2016年 米 FBI は 爆弾脅迫の疑いで Preston McWaters が利用していた 米国 の VPNプロバイダ 「Private Internet Access 」に対してログ の公開を求めたが、「Private Internet Access 」は ユーザーのログを保存しない「 ノーログポリシー 」を採用しており FBI へ提出するログがなく 被疑者のプライバシーが守られる結果になった。
通信の匿名化
通信内容の秘匿化 に関連しているが VPN サービスを利用すると ISP を経由して VPN サーバに 接続して VPN サーバから 閲覧サイト へ接続するため、ISPだけでなく 閲覧サイトのサーバにも VPN サーバの IP アドレスしか記録されない。

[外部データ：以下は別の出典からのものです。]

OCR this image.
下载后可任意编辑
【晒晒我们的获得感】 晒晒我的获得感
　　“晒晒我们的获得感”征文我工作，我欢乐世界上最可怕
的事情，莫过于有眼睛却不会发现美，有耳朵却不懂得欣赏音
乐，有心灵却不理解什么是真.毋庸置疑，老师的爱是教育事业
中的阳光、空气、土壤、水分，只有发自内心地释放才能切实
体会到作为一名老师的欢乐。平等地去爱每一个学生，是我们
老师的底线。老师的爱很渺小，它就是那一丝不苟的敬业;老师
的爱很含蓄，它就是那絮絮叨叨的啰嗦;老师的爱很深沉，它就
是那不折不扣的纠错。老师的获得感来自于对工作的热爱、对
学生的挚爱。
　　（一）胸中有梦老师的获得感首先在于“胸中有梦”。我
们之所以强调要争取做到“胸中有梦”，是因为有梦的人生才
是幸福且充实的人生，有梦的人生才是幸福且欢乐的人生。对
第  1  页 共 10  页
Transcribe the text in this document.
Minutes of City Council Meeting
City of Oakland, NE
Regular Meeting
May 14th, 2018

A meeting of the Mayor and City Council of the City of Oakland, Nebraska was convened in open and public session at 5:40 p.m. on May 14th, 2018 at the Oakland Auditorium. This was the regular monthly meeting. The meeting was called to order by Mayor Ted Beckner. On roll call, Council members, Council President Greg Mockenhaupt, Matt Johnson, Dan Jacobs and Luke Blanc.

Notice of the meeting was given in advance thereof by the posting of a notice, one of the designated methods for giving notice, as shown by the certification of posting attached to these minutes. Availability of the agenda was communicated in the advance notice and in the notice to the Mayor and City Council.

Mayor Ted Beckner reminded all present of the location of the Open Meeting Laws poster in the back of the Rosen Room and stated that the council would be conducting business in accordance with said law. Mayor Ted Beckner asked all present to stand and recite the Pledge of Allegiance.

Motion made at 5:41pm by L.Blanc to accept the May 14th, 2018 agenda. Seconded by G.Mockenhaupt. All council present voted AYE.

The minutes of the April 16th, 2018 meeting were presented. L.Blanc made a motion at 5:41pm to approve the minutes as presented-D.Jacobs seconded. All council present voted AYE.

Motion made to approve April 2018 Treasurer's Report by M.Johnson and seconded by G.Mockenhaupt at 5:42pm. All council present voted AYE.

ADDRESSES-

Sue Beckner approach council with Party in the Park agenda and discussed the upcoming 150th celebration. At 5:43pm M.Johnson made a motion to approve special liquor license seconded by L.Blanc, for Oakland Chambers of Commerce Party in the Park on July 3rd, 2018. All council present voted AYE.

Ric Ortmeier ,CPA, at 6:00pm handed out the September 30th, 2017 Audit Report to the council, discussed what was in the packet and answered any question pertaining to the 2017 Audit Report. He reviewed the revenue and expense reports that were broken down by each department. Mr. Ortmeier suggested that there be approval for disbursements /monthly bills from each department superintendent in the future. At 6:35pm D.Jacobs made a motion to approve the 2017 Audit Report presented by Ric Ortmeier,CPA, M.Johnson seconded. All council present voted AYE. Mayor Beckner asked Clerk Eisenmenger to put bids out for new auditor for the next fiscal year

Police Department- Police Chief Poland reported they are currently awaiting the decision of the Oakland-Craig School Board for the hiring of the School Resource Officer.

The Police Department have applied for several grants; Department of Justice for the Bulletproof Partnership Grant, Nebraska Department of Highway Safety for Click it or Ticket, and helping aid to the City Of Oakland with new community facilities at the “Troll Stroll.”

VPN プロバイダ の多くは 世界各国に サーバを設置しているため、海外からの接続を受け付けていない サイトへは 対象国 の VPNサーバに接続することで アクセスが可能になる。
VPN サービス の リスク
VPN の信頼を損なう事案
VPN プロバイダ は ISP と同じく ユーザーの トラフィック情報を収集可能で ユーザーには VPN プロバイダ が データをどのように処理しているのか全く見えない。
PureVPN によるネットワークログの提供 問題
ログを一切記録しないとするVPNがFBIにログ提出 その内容とは?
2017 年 ノーログポリシーを採用しているはずの PureVPN は 米国 FBI の要請に応じて ネットワークログ ( ユーザーが PureVPN に接続した記録 ) を提出して ユーザーの特定に協力。
PureVPN は 提出した ネットワークログ は トラブルシューティングなどで使用するために自動生成されるもので ユーザーのアクティビティは保存されていないと釈明しているが「 ノーログポリシー 」の 信頼性が大きく損なわれることになった。
Hotspot Shield Free VPN による 広告ネットワークへのルーティング問題
Hotspot Shield VPN’s Privacy and Security Promises Contradict Practices
米国に本拠を置く 非営利団体「 Center for Democracy & Technology 」は 2017年 「 Hotspot Shield Free VPN 」が ユーザートラフィックを広告ネットワークへルーティングしていることを指摘。
当時の「 Hotspot Shield Free VPN 」のプライバシーポリシーは ユーザートラフィックが保存され 第三者に開示できるという内容になっていた。
Onavo Protect による ユーザーデータ収集の問題
Facebook に買収された イスラエルのソフトウェアベンダー「 Onavo 」は、提供していた 無料 VPN アプリ「 Onavo Protect 」を 使用して送信されてきたトラフィックを分析し、Facebook が買収などの営業戦略に利用していたことが明るみに出て大きな問題になり、VPN アプリ が スパイウェア として機能することを知らしめる事になった。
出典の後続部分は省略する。